OK, honesty required: I had no clue what to write for this post. Lisa the Martyr read her fellow debutantes’ posts about their so-called hardships when it came to finding agents or selling their books — pleeeease! I’m the novelist swamp thing who dragged myself out of the publishing trenches and lived to tell the tale over a decade later. <pity party here>
Talk about needing to get a grip. Comparing my journey to my fellow debutantes’ journeys — and, worse still, finding myself the loser — was ridiculous. We all have different life circumstances. The truth is, I persisted despite two major bouts of depression, three literary-agent sob stories, and dire financial repercussions from the danged economic downturn. I know plenty of writers who have quit for less.
I’m the friggin’ poster child for persistence!!! (I just stole some of Lori’s exclamation points. See Monday’s post.)
And the truth of the matter is that it didn’t actually take me that long to find each of my agents. Each time, within a year. One time, within weeks. So what happened? Do I have phenomenally bad luck? Maybe so. Luck is a fickle mistress. We can never know which way she will go, which is another reason not to compare our journeys against anyone else’s.
I’ll tell you the story about how I lost my first agent, who worked at a New York City Prestigious Boutique Agency (PBA). The reason I relate this particular anecdote out of the oodles of possibilities is because our topic this week relates to “the call.” This was a call all right, but the anti-call, the sucking maw of a call that left me going, “Huh? What just happened?”

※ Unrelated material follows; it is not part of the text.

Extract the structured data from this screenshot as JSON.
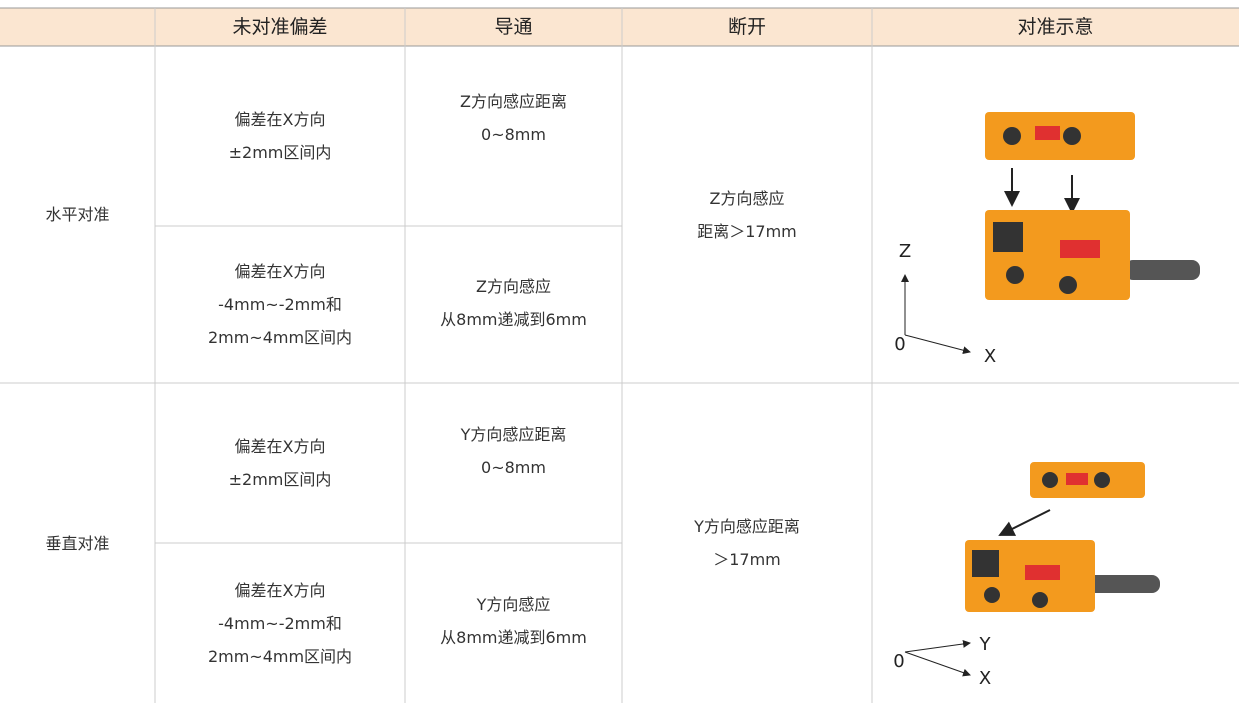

I was the caller, calling my PBA agent because I hadn’t heard from her in awhile and I had a question. I got the switchboard as usual. Press 1 for A, press 2 for B … Press 10 for J … Wait a second. Her name was no longer listed on the switchboard, so … Nah, this had to be some kind of oversight, that was all.
I dialed zero and spoke to one of the other agents. My agent had apparently flown the coop never to be seen again in the land of publishing. To be a stay-at-home mom. I’m all for stay-at-home moms, but that pissed me off. Really? And you couldn’t have given me a heads up?
Worse still, come to find out that the agent I was talking to had inherited me, and he wasn’t too thrilled about it either. You can see where that relationship went. Nowhere.
My first sob story occurred toward the end of 2008, just in time for my writing grant money to run out and the economic downturn to peak. This was one of the many times I almost quit fiction. In fact, I did quit KILMOON for awhile. While in my prolonged funkitude, I wrote a novel that will never see the light of day. The dreaded “autobiograpical” novel, which was perfect for my state of mind and kept me writing and was probably the best thing for me at the time. I used to discuss it during my therapy sessions.
That all seems like a bumpy lifetime ago, and I’ll let you in on a secret: I’m proud of myself. I really am. I’m here to tell you that if I can get published, so can you. After all, even the swamp thing got his Adrienne Barbeau in the end.
So, readers, tell me about a time you felt like a swamp thing but prevailed anyhow.